The proposal does talk briefly about "sub-modules" in the Alternatives Considered section. I'd be interested in your thoughts about what you think sub-modules would be and how they would be a better feature. In general, I feel that vague proposals sometimes seem attractive precisely because they are vague; they can shift to meet any goals we have at the moment without ever needing to compromise. So it is useful to explore what sub-modules would actually be like in order to understand their implications for the language and their suitability for solving this language problem. Are sub-modules required to be modular, i.e. independent units with acyclic dependencies? Do they create a namespace, and if so, is that namespace exposed as part of the interface of the containing module? How does one specify that something is accessible only within the sub-module vs. the containing module?
A simpler, somewhat similar, solution to some aspects of this problem would be what I call "sub-targets", which would be similar to CocoaPod's subspecs. That is, rather than forcing package authors to split into modules or not split at all, allow parts of a target to be offered separately at a source level. For instance, I could break Alamofire multipart form encoding functionality into a separate sub-target that isn't included by default, simply by putting the functionality in a separate source file. Since I don't want to offer that functionality as a separate, public module, nor some internal module (no matter the form) I wouldn't have to make any source changes, as the functionality would never care it may not always be compiled.

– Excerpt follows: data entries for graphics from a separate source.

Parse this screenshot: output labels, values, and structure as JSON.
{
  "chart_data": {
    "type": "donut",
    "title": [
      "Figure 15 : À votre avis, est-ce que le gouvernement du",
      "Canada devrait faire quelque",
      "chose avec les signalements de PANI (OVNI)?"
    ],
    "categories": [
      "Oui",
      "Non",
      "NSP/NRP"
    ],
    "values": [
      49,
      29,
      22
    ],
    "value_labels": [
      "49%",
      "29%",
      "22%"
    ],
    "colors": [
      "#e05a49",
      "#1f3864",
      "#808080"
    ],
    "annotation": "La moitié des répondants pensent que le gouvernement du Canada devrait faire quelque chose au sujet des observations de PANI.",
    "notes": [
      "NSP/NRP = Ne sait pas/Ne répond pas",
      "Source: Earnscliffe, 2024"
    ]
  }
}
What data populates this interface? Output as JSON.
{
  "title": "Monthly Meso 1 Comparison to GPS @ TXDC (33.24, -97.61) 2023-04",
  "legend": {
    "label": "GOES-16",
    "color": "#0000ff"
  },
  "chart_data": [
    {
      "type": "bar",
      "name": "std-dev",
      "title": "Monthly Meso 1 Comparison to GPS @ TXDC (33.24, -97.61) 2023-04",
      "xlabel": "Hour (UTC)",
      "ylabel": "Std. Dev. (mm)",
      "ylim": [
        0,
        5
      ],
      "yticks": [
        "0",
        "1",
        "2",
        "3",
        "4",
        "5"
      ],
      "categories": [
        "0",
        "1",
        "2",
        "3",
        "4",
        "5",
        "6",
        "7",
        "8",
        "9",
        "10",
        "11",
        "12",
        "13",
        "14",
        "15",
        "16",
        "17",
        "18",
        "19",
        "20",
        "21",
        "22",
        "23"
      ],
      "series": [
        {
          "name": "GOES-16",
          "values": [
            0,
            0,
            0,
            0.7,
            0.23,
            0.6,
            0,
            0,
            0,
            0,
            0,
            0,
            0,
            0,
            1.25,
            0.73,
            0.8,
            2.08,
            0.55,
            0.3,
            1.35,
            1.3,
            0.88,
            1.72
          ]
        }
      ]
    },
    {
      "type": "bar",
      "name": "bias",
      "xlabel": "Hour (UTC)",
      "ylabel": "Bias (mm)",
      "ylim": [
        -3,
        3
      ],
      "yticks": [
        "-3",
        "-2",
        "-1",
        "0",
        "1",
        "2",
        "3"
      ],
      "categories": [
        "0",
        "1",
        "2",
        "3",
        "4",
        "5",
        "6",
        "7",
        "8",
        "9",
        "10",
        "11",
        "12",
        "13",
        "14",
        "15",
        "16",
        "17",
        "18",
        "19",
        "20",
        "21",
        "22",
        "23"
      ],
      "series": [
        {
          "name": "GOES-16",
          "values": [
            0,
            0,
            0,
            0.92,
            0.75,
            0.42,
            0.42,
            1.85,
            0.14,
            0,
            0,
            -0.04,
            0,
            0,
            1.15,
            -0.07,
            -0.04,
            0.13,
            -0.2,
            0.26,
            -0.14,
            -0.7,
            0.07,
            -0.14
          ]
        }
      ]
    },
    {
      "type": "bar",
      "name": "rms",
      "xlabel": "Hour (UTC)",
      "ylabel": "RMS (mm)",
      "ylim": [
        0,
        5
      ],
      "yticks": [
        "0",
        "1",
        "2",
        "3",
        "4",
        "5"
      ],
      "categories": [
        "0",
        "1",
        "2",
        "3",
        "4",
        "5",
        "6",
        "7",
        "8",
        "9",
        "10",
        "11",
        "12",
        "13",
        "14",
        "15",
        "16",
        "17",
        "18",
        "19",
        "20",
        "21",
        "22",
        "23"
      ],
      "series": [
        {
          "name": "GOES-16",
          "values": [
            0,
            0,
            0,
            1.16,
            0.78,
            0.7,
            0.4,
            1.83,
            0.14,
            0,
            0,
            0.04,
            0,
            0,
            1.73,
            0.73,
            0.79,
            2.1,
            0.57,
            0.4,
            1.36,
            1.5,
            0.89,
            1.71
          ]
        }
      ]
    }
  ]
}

Of course, this doesn't solve the problem of being able to label and separately import the parts of my target, but if the author of the package doesn't want that functionality, letting them split targets, and letting users consume parts of the target, would allow at least some of the advantages of granular consumption without having to formalize your intertarget boundaries.
Of course there are also some things SPM would need to do to keep integrity, like requiring only the whole target to create ABI stable artifacts (this needs to be updated anyway, as SPM really should be able to create a platform's preferred stable distribution form), but it seems a workable solution for smaller packages.
@_spi would also not be easy to optimize. By design, clients of an SPI can be anywhere, making it effectively part of the public ABI of a module. To avoid exporting an SPI, the build system would have to know about that specific SPI group and promise the compiler that it was only used in the current built image. Recognizing that all of the modules in a package are being linked into the same image and can be optimized together is comparatively easy for a build system and so is a much more feasible future direction.
It seems like the issues with SPI could avoided by formalizing it and allowing a visibility modifier as part of the SPI declaration. Couldn't we simply mark an SPI as package visible to gain these same advantages? That way we gain both a formalized SPI feature (which seems necessary) and don't have to change the access modifiers at all. I could even see this update to SPI enable things like compiler-enforced testing only APIs, or any other visibility we want, without having to modify other parts of the language at all.
In fact, it seems like we could combine access levels for SPI and allow things like package and testing only APIs at the same time, a feature just not possible with access levels without major changes.